Steven Spielberg filmed parts of his 1993 blockbuster Jurassic Park in Manuel Antonio National Park. 1492: Conquest of Paradise was shot partly in Costa Rica; it was released in 1992 on the 500th anniversary of Christopher Columbus’s maiden voyage to the New World.
Recommendations
Perhaps the most blatant reflection of the burgeoning Jewish community is the number of (nonkosher) bagelries that have opened in the last 10 years, including Boston Bagel, Bagelman’s and Bagel Factory.
In San José, the chain supermarket Automercado carries a decent selection of kosher frozen meats and dry goods, mostly from Israel. The Little Israel-Pita Rica market on Frente a Shell, Pavas (506-290-2083) and New York Kosher Deli (www.crkosher.com) also sell kosher food. The Centro’s Web site lists places, food products and companies that are kosher.
Outside of San José, many hotels will prepare vegetarian food for guests, and there is always the national dish—gallo y pinto, rice and beans.

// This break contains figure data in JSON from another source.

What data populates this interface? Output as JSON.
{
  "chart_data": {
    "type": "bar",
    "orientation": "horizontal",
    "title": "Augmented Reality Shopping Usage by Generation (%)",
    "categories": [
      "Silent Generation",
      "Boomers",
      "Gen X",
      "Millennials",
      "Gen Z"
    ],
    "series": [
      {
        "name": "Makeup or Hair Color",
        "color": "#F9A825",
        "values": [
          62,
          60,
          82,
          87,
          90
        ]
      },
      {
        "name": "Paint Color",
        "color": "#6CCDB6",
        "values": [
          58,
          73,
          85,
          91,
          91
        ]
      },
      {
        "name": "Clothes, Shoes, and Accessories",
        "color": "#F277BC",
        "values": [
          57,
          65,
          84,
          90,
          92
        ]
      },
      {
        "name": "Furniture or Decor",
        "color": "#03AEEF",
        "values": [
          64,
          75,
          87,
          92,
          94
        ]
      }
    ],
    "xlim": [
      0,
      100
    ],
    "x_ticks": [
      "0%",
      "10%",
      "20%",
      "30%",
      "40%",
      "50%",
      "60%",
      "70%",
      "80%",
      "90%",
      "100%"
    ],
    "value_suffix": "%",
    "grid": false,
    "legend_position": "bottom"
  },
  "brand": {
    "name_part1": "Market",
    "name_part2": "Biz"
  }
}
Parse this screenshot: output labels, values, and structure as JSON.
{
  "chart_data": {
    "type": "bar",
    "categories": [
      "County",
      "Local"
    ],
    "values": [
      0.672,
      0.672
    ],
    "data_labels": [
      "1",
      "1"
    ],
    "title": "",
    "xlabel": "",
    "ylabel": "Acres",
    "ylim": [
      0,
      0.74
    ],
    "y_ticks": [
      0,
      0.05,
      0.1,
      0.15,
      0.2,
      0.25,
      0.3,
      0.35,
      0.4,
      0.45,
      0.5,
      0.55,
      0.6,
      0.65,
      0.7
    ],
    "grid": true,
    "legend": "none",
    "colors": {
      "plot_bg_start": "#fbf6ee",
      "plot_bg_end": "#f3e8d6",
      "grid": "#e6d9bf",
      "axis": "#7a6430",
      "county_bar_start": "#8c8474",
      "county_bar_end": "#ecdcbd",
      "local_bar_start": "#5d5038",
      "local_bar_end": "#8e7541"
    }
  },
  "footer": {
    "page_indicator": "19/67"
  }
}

There are two kosher hotels, one in San José, the Barcelo San José Palacio (506-220-2034), and the Autopista Prospero on Fernandez y Boulevard in Camino Real (506-289-7000). In Costa Rica, one will find luxury and nature as well as a strong Jewish community that has prospered in this paradise. It is no wonder that Costa Rica is often called the Pearl of Central America.